Montre Oyster Perpetual 36, mouvement automatique, calibre 3230. Boîtier et bracelet en acier Oystersteel, étanche à 100m, Rolex, 5250 €. Disponible sur Rolex.com

Jaune safran, rose sucré, bleu turquoise ou encore un vert menthe intense. Après s’être piqué de cadrans en pierres brutes véritables, Rolex se joue des effets de laque vitaminés pour adoucir les contours de son Oyster Perpetual. Une montre essentielle, digne héritière du tout premier mécanisme étanche Oyster de 1926, qui dévoile là aussi la jolie fusion entre bracelet et boîte intégré que Rolex affiche cette saison sur l’ensemble de sa gamme en maille. Bien plus qu’un simple clin d’œil mode, c’est l’aura pop des cadrans Stella en vogue dans les années 60 qui revient sur le devant de la scène avec ce nouveau set, disponible en trois tailles différentes.

La fusion sport

Montre Sky-Dweller, 42mm, mouvement automatique, calibre 9001, fonctions double fuseau et calendrier. Boîtier en or jaune, bracelet Oysterflex, étanche à 100m, Rolex, 37.700 €. Disponible sur Rolex.com

Si la Sea-Dweller avait reçu les honneurs de Baselworld ces deux dernières années, c’est son double aérien qui prend cette saison toute la lumière. On lui connaît quelques déclinaisons de matières, mais cette année 2020 marque le premier vrai grand changement opéré sur cette montre. Rangée dans la catégorie “classique”de la maison en dépit de sa grande complication, cette montre au double fuseau horaire et au calendrier annuel intégré voit son boîtier solaire de 42 mm corsé par le noir mat du bracelet Oysterflex maison.

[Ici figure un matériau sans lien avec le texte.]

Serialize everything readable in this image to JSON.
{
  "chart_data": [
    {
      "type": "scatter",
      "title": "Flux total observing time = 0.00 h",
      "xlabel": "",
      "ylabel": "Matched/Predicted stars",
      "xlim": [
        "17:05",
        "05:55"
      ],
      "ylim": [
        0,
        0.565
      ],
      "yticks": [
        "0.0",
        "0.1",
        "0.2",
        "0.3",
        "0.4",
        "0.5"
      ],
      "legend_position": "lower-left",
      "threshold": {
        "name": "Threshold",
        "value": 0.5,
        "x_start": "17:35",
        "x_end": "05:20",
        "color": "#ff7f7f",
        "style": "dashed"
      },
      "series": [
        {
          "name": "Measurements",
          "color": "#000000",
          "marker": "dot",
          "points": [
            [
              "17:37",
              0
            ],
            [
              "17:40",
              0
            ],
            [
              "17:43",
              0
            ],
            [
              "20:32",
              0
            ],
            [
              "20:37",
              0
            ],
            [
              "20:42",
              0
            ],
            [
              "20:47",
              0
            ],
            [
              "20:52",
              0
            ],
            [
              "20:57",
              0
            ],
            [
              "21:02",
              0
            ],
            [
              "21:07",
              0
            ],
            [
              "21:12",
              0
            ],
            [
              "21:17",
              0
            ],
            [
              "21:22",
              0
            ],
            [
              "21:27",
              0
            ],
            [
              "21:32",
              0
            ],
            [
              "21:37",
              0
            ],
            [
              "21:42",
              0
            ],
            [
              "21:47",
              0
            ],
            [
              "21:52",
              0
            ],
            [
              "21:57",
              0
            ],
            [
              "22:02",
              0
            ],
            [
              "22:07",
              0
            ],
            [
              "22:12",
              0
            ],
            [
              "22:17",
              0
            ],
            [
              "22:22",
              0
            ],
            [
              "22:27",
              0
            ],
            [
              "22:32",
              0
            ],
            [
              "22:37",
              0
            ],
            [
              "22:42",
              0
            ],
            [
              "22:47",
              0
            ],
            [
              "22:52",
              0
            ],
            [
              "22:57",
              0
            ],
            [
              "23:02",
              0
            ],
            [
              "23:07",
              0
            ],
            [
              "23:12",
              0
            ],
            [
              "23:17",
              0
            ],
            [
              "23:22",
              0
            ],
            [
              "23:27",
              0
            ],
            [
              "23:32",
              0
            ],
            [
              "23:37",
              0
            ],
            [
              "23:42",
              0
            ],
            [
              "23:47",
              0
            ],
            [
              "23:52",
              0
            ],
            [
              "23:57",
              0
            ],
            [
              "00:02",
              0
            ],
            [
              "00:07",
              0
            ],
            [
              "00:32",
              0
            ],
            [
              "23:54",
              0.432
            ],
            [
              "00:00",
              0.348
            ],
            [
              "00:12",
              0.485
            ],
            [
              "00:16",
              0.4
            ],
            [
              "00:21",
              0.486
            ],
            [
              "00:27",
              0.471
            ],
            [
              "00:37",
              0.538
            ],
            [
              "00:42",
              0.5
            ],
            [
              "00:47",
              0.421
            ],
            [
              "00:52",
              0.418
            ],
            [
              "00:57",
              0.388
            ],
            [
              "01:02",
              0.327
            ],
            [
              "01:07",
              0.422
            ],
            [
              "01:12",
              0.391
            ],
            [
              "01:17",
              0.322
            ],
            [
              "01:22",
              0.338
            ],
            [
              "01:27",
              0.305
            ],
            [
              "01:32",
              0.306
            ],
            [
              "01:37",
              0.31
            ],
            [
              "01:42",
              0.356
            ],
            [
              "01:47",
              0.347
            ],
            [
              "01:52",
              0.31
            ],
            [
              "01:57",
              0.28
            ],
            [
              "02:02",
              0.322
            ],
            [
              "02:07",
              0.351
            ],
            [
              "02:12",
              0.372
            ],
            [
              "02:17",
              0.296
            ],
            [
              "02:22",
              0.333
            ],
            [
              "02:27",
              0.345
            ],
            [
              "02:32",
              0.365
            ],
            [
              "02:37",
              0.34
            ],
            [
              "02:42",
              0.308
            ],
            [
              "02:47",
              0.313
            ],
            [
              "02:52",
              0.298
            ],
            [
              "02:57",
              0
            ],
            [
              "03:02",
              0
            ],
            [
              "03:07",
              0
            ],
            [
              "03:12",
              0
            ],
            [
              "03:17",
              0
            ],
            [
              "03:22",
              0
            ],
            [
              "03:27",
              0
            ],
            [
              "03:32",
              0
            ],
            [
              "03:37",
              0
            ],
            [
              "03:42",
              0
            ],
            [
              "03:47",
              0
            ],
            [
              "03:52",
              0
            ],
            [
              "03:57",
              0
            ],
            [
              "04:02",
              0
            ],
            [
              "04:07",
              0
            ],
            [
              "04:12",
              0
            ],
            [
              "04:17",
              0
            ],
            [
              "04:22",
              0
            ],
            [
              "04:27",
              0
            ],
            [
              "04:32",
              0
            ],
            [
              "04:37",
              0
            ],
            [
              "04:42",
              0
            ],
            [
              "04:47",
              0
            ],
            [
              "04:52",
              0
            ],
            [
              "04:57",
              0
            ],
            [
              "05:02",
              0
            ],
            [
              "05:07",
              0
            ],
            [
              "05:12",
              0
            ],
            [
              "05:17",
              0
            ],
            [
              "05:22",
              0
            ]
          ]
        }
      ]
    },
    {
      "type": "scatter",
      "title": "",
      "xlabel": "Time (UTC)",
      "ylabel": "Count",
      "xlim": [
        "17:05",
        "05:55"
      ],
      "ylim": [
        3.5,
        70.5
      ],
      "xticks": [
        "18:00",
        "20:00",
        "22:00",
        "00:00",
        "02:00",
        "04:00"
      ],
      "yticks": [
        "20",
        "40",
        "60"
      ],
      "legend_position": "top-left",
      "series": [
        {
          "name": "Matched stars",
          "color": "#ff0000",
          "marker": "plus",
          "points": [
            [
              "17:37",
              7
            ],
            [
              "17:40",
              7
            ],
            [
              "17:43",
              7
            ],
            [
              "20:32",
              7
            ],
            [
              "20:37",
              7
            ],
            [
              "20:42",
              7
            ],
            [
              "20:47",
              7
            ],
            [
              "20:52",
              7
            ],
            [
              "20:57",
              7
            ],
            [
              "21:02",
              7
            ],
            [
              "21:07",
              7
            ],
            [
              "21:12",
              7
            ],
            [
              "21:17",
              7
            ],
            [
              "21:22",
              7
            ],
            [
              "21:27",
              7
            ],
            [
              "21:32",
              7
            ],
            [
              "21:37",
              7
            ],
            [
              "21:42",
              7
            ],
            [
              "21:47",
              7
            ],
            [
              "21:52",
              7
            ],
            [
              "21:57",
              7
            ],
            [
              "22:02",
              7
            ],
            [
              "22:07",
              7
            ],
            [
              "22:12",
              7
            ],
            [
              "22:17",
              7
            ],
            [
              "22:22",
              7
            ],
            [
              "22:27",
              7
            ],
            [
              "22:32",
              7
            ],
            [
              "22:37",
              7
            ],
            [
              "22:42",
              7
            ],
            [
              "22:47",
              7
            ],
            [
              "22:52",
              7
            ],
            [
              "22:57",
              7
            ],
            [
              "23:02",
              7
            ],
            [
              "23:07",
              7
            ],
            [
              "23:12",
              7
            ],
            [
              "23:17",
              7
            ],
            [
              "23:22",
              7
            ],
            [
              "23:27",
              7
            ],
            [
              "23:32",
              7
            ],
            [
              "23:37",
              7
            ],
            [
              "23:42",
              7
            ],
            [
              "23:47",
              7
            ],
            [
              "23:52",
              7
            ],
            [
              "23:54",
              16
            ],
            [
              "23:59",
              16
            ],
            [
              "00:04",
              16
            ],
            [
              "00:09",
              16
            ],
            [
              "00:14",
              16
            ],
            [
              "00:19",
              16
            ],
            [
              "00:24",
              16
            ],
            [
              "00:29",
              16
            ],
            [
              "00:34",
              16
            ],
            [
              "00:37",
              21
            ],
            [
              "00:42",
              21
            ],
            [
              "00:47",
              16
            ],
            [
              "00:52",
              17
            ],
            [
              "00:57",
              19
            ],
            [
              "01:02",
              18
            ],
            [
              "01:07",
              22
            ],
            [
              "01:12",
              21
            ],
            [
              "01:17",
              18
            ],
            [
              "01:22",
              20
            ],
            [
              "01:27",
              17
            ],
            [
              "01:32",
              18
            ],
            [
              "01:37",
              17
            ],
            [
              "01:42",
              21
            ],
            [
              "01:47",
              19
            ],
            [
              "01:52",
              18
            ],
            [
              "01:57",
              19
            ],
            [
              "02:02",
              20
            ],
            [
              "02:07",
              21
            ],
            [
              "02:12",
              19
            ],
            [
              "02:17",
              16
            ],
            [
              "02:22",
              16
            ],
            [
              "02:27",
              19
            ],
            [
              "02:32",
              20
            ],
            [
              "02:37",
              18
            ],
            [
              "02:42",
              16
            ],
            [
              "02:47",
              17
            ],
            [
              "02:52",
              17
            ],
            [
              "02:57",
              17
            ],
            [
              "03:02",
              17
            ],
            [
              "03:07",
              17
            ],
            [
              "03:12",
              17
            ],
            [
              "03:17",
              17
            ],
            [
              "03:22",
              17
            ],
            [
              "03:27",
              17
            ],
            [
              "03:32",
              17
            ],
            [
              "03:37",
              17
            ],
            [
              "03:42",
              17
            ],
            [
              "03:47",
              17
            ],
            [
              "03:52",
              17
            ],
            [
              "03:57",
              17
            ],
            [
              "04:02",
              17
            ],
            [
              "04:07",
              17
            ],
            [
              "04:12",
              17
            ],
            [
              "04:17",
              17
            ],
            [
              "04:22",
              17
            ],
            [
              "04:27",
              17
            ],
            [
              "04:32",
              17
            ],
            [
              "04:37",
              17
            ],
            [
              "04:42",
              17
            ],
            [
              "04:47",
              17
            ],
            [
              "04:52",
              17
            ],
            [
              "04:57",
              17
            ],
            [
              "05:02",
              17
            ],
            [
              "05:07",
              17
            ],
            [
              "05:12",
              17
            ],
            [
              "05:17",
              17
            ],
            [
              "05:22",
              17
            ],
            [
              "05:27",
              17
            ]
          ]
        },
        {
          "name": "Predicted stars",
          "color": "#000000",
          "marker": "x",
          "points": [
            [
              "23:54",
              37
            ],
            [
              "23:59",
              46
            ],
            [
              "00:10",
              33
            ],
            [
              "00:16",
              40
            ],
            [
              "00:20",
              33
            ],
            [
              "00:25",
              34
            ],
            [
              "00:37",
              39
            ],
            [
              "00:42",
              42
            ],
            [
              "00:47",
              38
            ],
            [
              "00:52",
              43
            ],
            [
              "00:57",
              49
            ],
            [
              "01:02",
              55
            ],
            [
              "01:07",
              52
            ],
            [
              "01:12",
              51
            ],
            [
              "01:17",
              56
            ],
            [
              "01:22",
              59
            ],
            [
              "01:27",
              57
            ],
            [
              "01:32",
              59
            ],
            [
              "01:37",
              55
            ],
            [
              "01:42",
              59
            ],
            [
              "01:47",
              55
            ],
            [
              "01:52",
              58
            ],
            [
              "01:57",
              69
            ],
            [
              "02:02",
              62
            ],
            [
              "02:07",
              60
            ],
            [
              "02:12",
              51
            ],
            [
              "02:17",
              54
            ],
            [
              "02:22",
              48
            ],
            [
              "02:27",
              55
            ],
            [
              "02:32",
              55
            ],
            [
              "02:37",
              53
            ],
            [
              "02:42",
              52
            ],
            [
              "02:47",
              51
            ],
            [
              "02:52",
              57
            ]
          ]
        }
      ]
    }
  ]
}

Un contraste graphique au charme sport chic, qui marque ainsi la fin des bracelets cuir sur la gamme professionnelle et classique de la manufacture. Seules les Cellini conservent ce privilège.

Le “see now buy now”

Montre Datejust 31, mouvement automatique, calibre 2236, fonctions date et seconde. Boîtier et bracelet en acier Oystersteel et or gris, étanche à 100m, Rolex, 7550 €. Disponible sur Rolex.com

Traditionnellement dévoilées au premier semestre lors du salon horloger de Baselworld, les nouveautés Rolex se seront elles aussi adaptées au bouleversement du calendrier mondial. Une mise sur orbite qui sera intervenue aux quatre coins du globe ce 1er septembre et pour la première fois, en simultané dans les boutiques Rolex. Exit l’ancien catalogue, les références 2020 trônent désormais en bonne place chez certains détaillants qui ont pu observer avec surprise une longue file de passionnés se former devant leurs vitrines le jour du lancement. Sold-out assuré.